Wendell Stonaker and Dan Blakemore's house, a beautiful Victorian on Sugar

Street.

"I never realized how much went into that house, being an old Victorian house,

with all the architectural details along the roof line and the railing, along

the front porch, until I started to draw it. It's really quite a house," she

said.

Kim used the house for her illustration/graphic design ad. She has also

offered her home illustration service as an item to bid on that evening.

Rather than plant herself in someone's front lawn to do sketches, the process

of doing a home illustration for Kim begins instead by photographing the home.

She then uses the photos to draw from, working at her home studio. This

practice is what allows Kim to work year-round on home illustrations.

"It's nice to come back to my own little space, put on some music, and draw.

"And when I'm doing this in the middle of the winter, I'm still in the midst

of [summer]," she continued. "It can be sleeting and snowing, and I'm back in

the garden."

Working at home does not interfere with Kim's concentration, either, she says,

because her son, Ross, 11, and daughter, Lee, 7, know the studio is where Mom

works. It is tightly organized, Kim says, and it is a definite work space.

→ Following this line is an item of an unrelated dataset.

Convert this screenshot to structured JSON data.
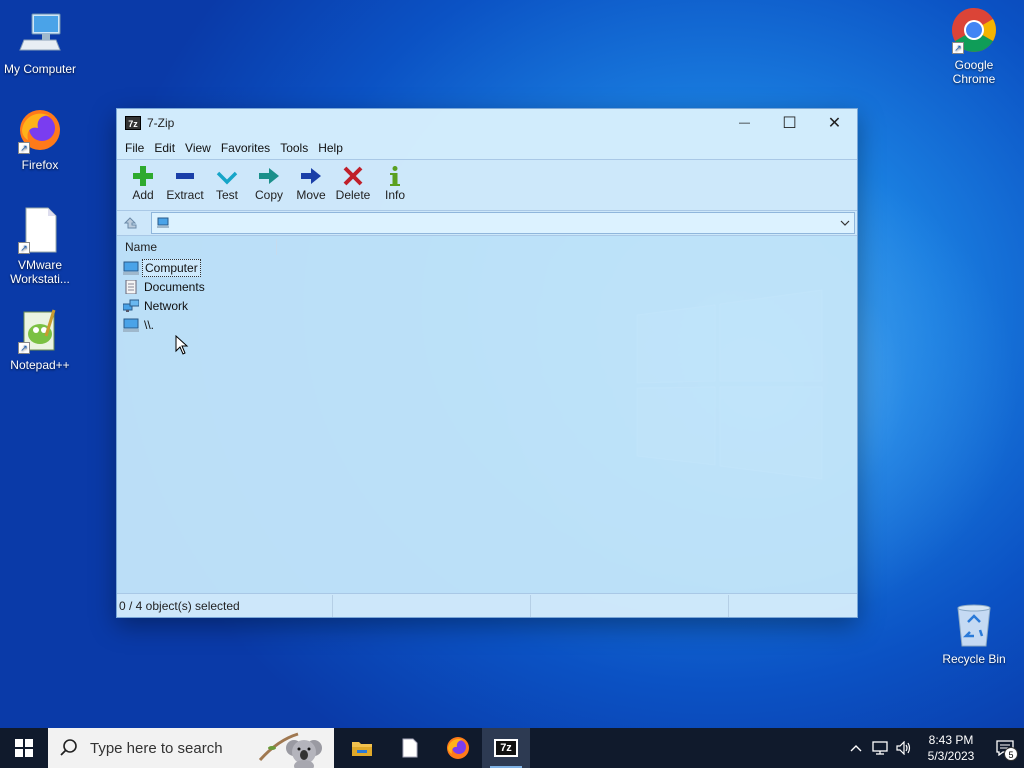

Kim has always tied house drawing in with her landscape work because, she

says, a lot of times people cannot visualize an overhead plan - "A lot of

circles and so on don't mean a lot to them" - but offer a perspective drawing

of a house with its proposed landscape superimposed, and visualization is much

easier. Kim started this practice in 1973, when she was working in Fairfield

for Oliver Nurseries.

"Artwork and landscape have always gone hand-in-hand," she said. "I think it's

a little more unusual... but I think it makes a big difference [for the

customers]. It makes it a lot more fun for me, too, because I like to do

this."

Kim had formal training in fine arts, during which time she was always working

in nurseries, receiving a horticultural education at the same time.

After working for others for two decades, Kim started her own landscaping

business, also under the K. Day Designs moniker, in August 1995.

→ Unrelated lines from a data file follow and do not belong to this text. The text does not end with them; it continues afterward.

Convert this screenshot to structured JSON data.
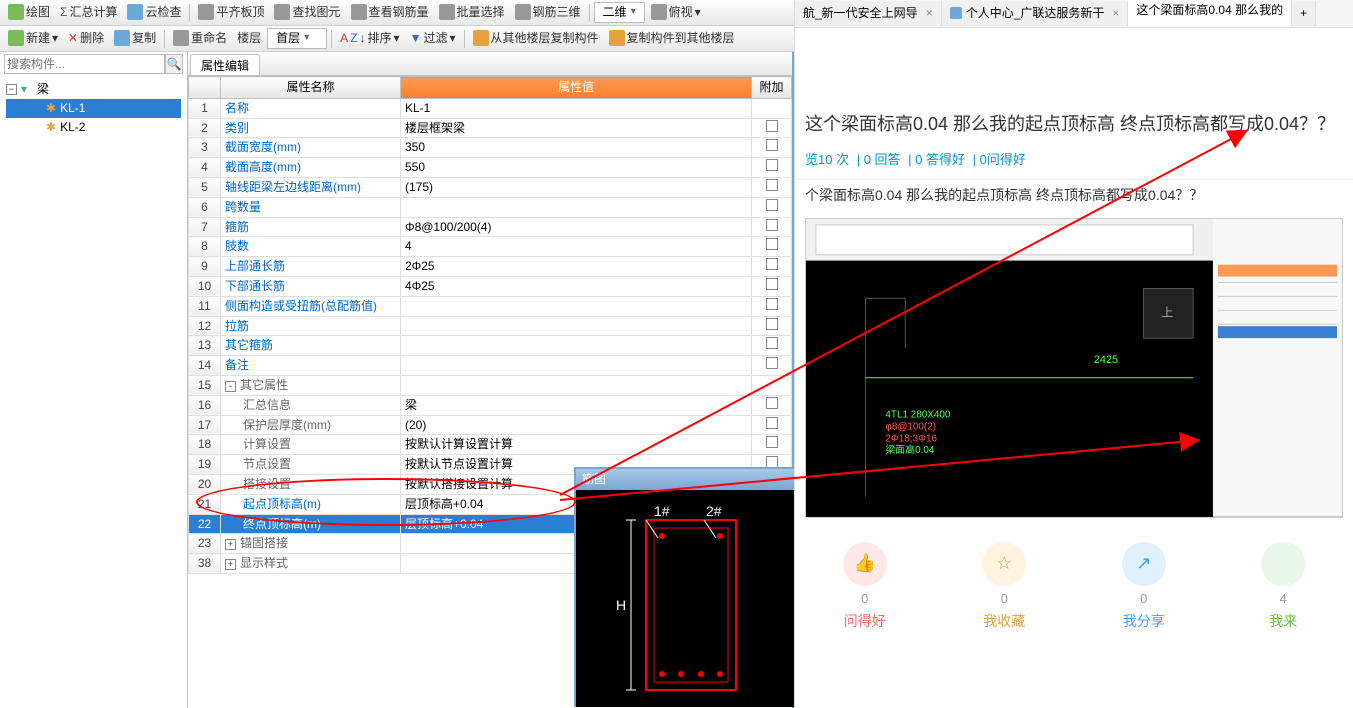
{
  "toolbar1": {
    "draw": "绘图",
    "sum": "汇总计算",
    "cloud": "云检查",
    "align": "平齐板顶",
    "find": "查找图元",
    "rebar": "查看钢筋量",
    "batch": "批量选择",
    "rebar3d": "钢筋三维",
    "dim": "二维",
    "view": "俯视"
  },
  "toolbar2": {
    "new": "新建",
    "del": "删除",
    "copy": "复制",
    "rename": "重命名",
    "floor": "楼层",
    "cfloor": "首层",
    "sort": "排序",
    "filter": "过滤",
    "copyfrom": "从其他楼层复制构件",
    "copyto": "复制构件到其他楼层"
  },
  "search_ph": "搜索构件...",
  "tree": {
    "root": "梁",
    "kl1": "KL-1",
    "kl2": "KL-2"
  },
  "tab": "属性编辑",
  "headers": {
    "name": "属性名称",
    "value": "属性值",
    "add": "附加"
  },
  "rows": [
    {
      "n": 1,
      "name": "名称",
      "val": "KL-1",
      "link": true
    },
    {
      "n": 2,
      "name": "类别",
      "val": "楼层框架梁",
      "link": true
    },
    {
      "n": 3,
      "name": "截面宽度(mm)",
      "val": "350",
      "link": true
    },
    {
      "n": 4,
      "name": "截面高度(mm)",
      "val": "550",
      "link": true
    },
    {
      "n": 5,
      "name": "轴线距梁左边线距离(mm)",
      "val": "(175)",
      "link": true
    },
    {
      "n": 6,
      "name": "跨数量",
      "val": "",
      "link": true
    },
    {
      "n": 7,
      "name": "箍筋",
      "val": "Φ8@100/200(4)",
      "link": true
    },
    {
      "n": 8,
      "name": "肢数",
      "val": "4",
      "link": true
    },
    {
      "n": 9,
      "name": "上部通长筋",
      "val": "2Φ25",
      "link": true
    },
    {
      "n": 10,
      "name": "下部通长筋",
      "val": "4Φ25",
      "link": true
    },
    {
      "n": 11,
      "name": "侧面构造或受扭筋(总配筋值)",
      "val": "",
      "link": true
    },
    {
      "n": 12,
      "name": "拉筋",
      "val": "",
      "link": true
    },
    {
      "n": 13,
      "name": "其它箍筋",
      "val": "",
      "link": true
    },
    {
      "n": 14,
      "name": "备注",
      "val": "",
      "link": true
    },
    {
      "n": 15,
      "name": "其它属性",
      "val": "",
      "group": true,
      "exp": "-"
    },
    {
      "n": 16,
      "name": "汇总信息",
      "val": "梁",
      "indent": true
    },
    {
      "n": 17,
      "name": "保护层厚度(mm)",
      "val": "(20)",
      "indent": true
    },
    {
      "n": 18,
      "name": "计算设置",
      "val": "按默认计算设置计算",
      "indent": true
    },
    {
      "n": 19,
      "name": "节点设置",
      "val": "按默认节点设置计算",
      "indent": true
    },
    {
      "n": 20,
      "name": "搭接设置",
      "val": "按默认搭接设置计算",
      "indent": true
    },
    {
      "n": 21,
      "name": "起点顶标高(m)",
      "val": "层顶标高+0.04",
      "indent": true,
      "link": true
    },
    {
      "n": 22,
      "name": "终点顶标高(m)",
      "val": "层顶标高+0.04",
      "indent": true,
      "link": true,
      "sel": true
    },
    {
      "n": 23,
      "name": "锚固搭接",
      "val": "",
      "group": true,
      "exp": "+"
    },
    {
      "n": 38,
      "name": "显示样式",
      "val": "",
      "group": true,
      "exp": "+"
    }
  ],
  "diagram": {
    "title": "筋图",
    "lbl1": "1#",
    "lbl2": "2#",
    "H": "H"
  },
  "browser": {
    "tab1": "航_新一代安全上网导",
    "tab2": "个人中心_广联达服务新干",
    "tab3": "这个梁面标高0.04 那么我的",
    "question": "这个梁面标高0.04 那么我的起点顶标高 终点顶标高都写成0.04？？",
    "stats": {
      "views": "览10 次",
      "ans": "0 回答",
      "good": "0 答得好",
      "qgood": "0问得好"
    },
    "subq": "个梁面标高0.04 那么我的起点顶标高 终点顶标高都写成0.04？？",
    "embed": {
      "dim": "2425",
      "beam": "4TL1 280X400",
      "r1": "φ8@100(2)",
      "r2": "2Φ18;3Φ16",
      "r3": "梁面高0.04"
    }
  },
  "actions": {
    "like": {
      "n": "0",
      "l": "问得好"
    },
    "fav": {
      "n": "0",
      "l": "我收藏"
    },
    "share": {
      "n": "0",
      "l": "我分享"
    },
    "ans": {
      "n": "4",
      "l": "我来"
    }
  }
}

"I have thoroughly enjoyed this," she said. "It's been nice to set my own

schedule, and not be responsible for anyone else. I have yet to get to the end

of the year and close out the books, but I think I may actually have made some

money out of it," she said with a laugh.

Clients are located throughout Fairfield County, but Newtowners can spot Kim's

work locally (and publicly) at the corner of Route 25 and 302. Kim helped

design the plot of land adjacent to the police department, and has also been

called in as a consultant in the Memorial Garden going in at Trinity Episcopal

Church on Main Street.

Kim and her husband moved to Newtown 15 years ago, and have enjoyed bringing

their two children up in the community.

"I like working on projects in town. One, because you get to know so many

people, so you get that much more connected with what's going on in town. And

also because you feel like you've made some kind of investment in the town

itself."

Not only has Kim and her husband invested plenty of time and energy into

making a comfortable home for themselves, but the town's festival planners

have returned the favor by investing in Kim's talents.

"The Family Life Center Holiday Festival has become such a big deal in town,

with so many turning out - there's so much effort that goes into it by dozens

of people - and for a good cause," Kim said last week.

"It's nice to be a small part of that."